Veröffentlicht am 07.06.2022
Die bereits zugesagte Schulgeldfreiheit für Gesundheitsfachberufe wurde in Thüringen aufgrund der Haushaltslage zurückgenommen. Der Landtag hatte im Februar auf Drängen der CDU-Fraktion eine Globale Minderausgabe von 330 Millionen Euro beschlossen.
Die Entscheidung der Regierung, die Schulgeldfreiheit allein aufgrund bislang fehlender gesetzlicher Grundlage mit in die Minderausgabe zu subsumieren, ist fatal, denn in Thüringen gelten die Berufe der Gruppe „Nicht ärztliche Therapie und Heilkunde“ nach Auskunft der Bundesagentur für Arbeit schon heute als Engpassberufe. Der Bedarf für diese Berufe steigt im Zuge der demografischen Entwicklung in den kommenden Jahren weiter an.
Über 1000 Schüler*innen und Schüler der Gesundheitsfachberufe in Thüringen sind direkt von den Kürzungen betroffen. Dabei sind es gerade diese Berufe, zu denen auch die Ergotherapie zählt, die die gesundheitliche Versorgung sichern.
Gesundheitsfachberufe verkürzen Arbeitsunfähigkeitszeiten, sorgen für die Rehabilitation nach Erkrankungen, sichern die Rückkehr an den Arbeitsplatz und reduzieren Pflegeaufwendungen von Erwerbstätigen bei Angehörigen.
Allein aufgrund von Arbeitsunfähigkeit betrug der Verlust an Bruttowertschöpfung nach Angaben des Statistischen Bundesamtes im Jahr 2020 in Deutschland 144 Milliarden Euro.
Gesundheitsfachberufe sind aufgrund dieser Tätigkeiten in der Prävention, Akutbehandlung, Rehabilitation und Pflege daher ein Wirtschaftsfaktor.
Der Bedarf für ergotherapeutische Leistungen ist in Thüringen bereits jetzt besonders hoch.

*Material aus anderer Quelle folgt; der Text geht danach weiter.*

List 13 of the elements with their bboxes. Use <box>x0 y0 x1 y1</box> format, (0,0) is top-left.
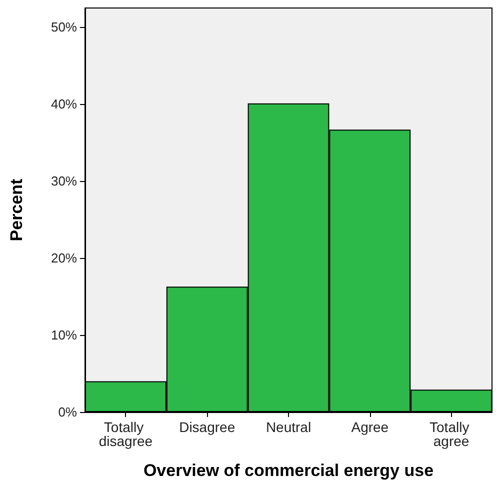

Je 1000 Versicherten wurden nach Angaben des Heilmittelinformationssystems der Gesetzlichen Krankenversicherung (GKV-HIS) im Jahr 2021 in Thüringen 548 ergotherapeutische Behandlungen erbracht und damit 168 Behandlungen mehr als im Bundesdurchschnitt mit 380 Behandlungen je 1000 Versicherten. Allein zum Vorjahr ist dies für Thüringen eine Steigerung von knapp 8 %.
Dieser Bedarf ist absehbar auch durch die besonders hohe Krankheitslast in Thüringen begründet. Das Institut für Gesundheitssystemforschung der Barmer bescheinigt dem Land Thüringen den mit Abstand höchsten Morbiditätsindex bundesweit.
In diesem Zusammenhang erscheint die Rückwärtsrolle der Verantwortlichen in Thüringen bei der Schulgeldfreiheit mehr als fahrlässig.
Zugleich erfahren die Schülerinnen und Schüler in den Gesundheitsfachberufen eine ungeheure Geringschätzung und Benachteiligung, wodurch unweigerlich schon zu Beginn der Ausbildung die Entscheidung für einen dieser wichtigen Berufe als Fehlentscheidung erlebt wird.
Die Fraktionen im Thüringischen Landtag müssen verstehen, dass die Abkehr von der Schulgeldfreiheit keine Option ist.
Der Bundesverband für Ergotherapeuten in Deutschland, BED e. V. appelliert deshalb eindringlich an die Verantwortlichen, sich für eine schnelle Lösung einzusetzen.